Bilindiği gibi Hz. Peygamber hicretin yedinci senesi Muharreminde 1500 kişilik bir ordu ile Hayber üzerine yürümüş ve üç gün içinde Hayber önlerine gelerek orada bulunan yedi kaleden beşini te­ker teker fethetmişti. Peygamberimiz yahudileri, ellerinde kalan Vasih ve Sulalim isimli son iki kaleye sıkıştırınca, yahudiler yok olacaklarını anladılar. Kanlarının bağışlanıp sürgün edilmelerini istediler.

Kinane b. Ebûl-hukkayk, Peygamberimize

"Yanına gelip seninle konuşacağım." diyerek Şemmah adındaki ya-hudi ile haber saldı.

Kaleden inince Müslümanlar, Şemmah'i yakalayıp Peygamberimizin ya­nma getirdiler.

Şemmah, Kinane'nin elçisi olarak geldiğini haber verdi.

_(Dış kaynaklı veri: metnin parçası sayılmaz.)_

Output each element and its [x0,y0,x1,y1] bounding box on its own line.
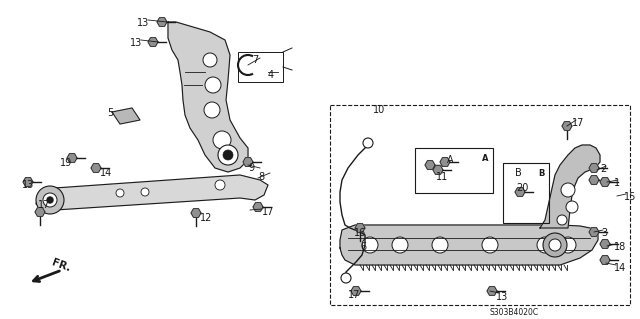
Text: 13: 13 [496,292,508,302]
Text: FR.: FR. [50,258,72,274]
Text: B: B [538,169,544,178]
Polygon shape [148,38,158,46]
Circle shape [482,237,498,253]
Text: A: A [447,155,454,165]
Text: 17: 17 [348,290,360,300]
Circle shape [363,138,373,148]
Text: 14: 14 [614,263,627,273]
Text: 13: 13 [130,38,142,48]
Polygon shape [112,108,140,124]
Polygon shape [168,22,248,172]
Circle shape [543,233,567,257]
Polygon shape [157,18,167,26]
Polygon shape [91,164,101,172]
Polygon shape [515,188,525,196]
Text: 12: 12 [200,213,212,223]
Text: 17: 17 [38,200,51,210]
Text: 17: 17 [572,118,584,128]
Polygon shape [35,208,45,216]
Text: 6: 6 [360,242,366,252]
Polygon shape [191,209,201,217]
Polygon shape [600,240,610,248]
Text: 5: 5 [107,108,113,118]
Text: 8: 8 [258,172,264,182]
Text: 7: 7 [252,55,259,65]
Polygon shape [589,164,599,172]
Text: B: B [515,168,522,178]
Circle shape [341,273,351,283]
Circle shape [205,77,221,93]
Circle shape [392,237,408,253]
Circle shape [223,150,233,160]
Circle shape [549,239,561,251]
Bar [238,52,283,82]
Polygon shape [425,161,435,169]
Circle shape [204,102,220,118]
Polygon shape [433,166,443,174]
Circle shape [432,237,448,253]
Text: 18: 18 [614,242,627,252]
Circle shape [560,237,576,253]
Circle shape [36,186,64,214]
Circle shape [116,189,124,197]
Text: 3: 3 [601,228,607,238]
Polygon shape [440,158,450,166]
Text: 19: 19 [60,158,72,168]
Text: 4: 4 [268,70,274,80]
Circle shape [213,131,231,149]
Text: 13: 13 [137,18,149,28]
Polygon shape [600,256,610,264]
Text: 13: 13 [22,180,35,190]
Text: S303B4020C: S303B4020C [490,308,539,317]
Polygon shape [243,158,253,166]
Polygon shape [67,154,77,162]
Polygon shape [562,122,572,130]
Polygon shape [589,228,599,236]
Circle shape [561,183,575,197]
Circle shape [566,201,578,213]
Polygon shape [23,178,33,186]
Polygon shape [600,178,610,186]
Circle shape [203,53,217,67]
Polygon shape [487,287,497,295]
Bar [503,163,549,223]
Text: 16: 16 [354,228,366,238]
Text: 1: 1 [614,178,620,188]
Bar [415,148,493,193]
Circle shape [215,180,225,190]
Polygon shape [253,203,263,211]
Circle shape [537,237,553,253]
Polygon shape [589,176,599,184]
Circle shape [362,237,378,253]
Text: A: A [482,154,488,163]
Polygon shape [355,224,365,232]
Circle shape [557,215,567,225]
Text: 10: 10 [373,105,385,115]
Text: 17: 17 [262,207,275,217]
Circle shape [141,188,149,196]
Text: 9: 9 [248,163,254,173]
Bar [330,105,630,305]
Polygon shape [36,175,268,210]
Polygon shape [340,225,598,265]
Text: 2: 2 [600,164,606,174]
Polygon shape [351,287,361,295]
Circle shape [218,145,238,165]
Text: 15: 15 [624,192,636,202]
Circle shape [43,193,57,207]
Text: 14: 14 [100,168,112,178]
Text: 11: 11 [436,172,448,182]
Polygon shape [540,145,600,228]
Circle shape [47,197,53,203]
Text: 20: 20 [516,183,529,193]
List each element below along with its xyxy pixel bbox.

Peygamberimiz, Kinane'nin dileğine "Olur" buyurdu. Üzerinde anlaş­maya varılan ve Kararlaştırılan Maddeler:

1. Kalede çarpışma yapmış olan yahudilerin kanları dökülmemek,

2. Yahudilerin çocukları, kendilerine bırakılmak, Hayberden ve Hay­ber arazisinden çocukları ile birlikte çıkıp gitmelerine müsaade olunmak,

3-5. Yanlarında birer hayvan yükünden başka bir şey götürmemek, men­kul ve gayr-ı menkul bütün mallar ile yay, miğfer, at, cübbe, zırh gömlek... gibi askeri araç ve gereçleri ve -üzerlerindeki elbiselerinden başka- bütün el­bise ve kumaşları Rasûlullah'a bırakmak,

6. Rasûlullah'a bırakılması gereken herhangi bir şeyi gizlememek ve giz­leyecek olanlar, Allah'ın ve Rasûlullah'ın emân ve himaye teahhüdünün dı­şında kalmak üzere anlaşma ve barış yapıldı.

Kinane'nin yemini ve Peygamberimizin ona uyarıda bulunması:

Kinane b. Ebûl-hukayk, bu maddelere bağlı kalacağına yemin etti.

Peygamberimiz:

"Eğer, siz ganimet mallarından bana teslim etmeniz gereken herhangi bir şeyi benden gizleyecek, gayb edecek olursanız, Allah'ın ve Rasûlullah'ın emân ve himaye teahhüdünden uzak kalırsınız!" buyurdu.[272]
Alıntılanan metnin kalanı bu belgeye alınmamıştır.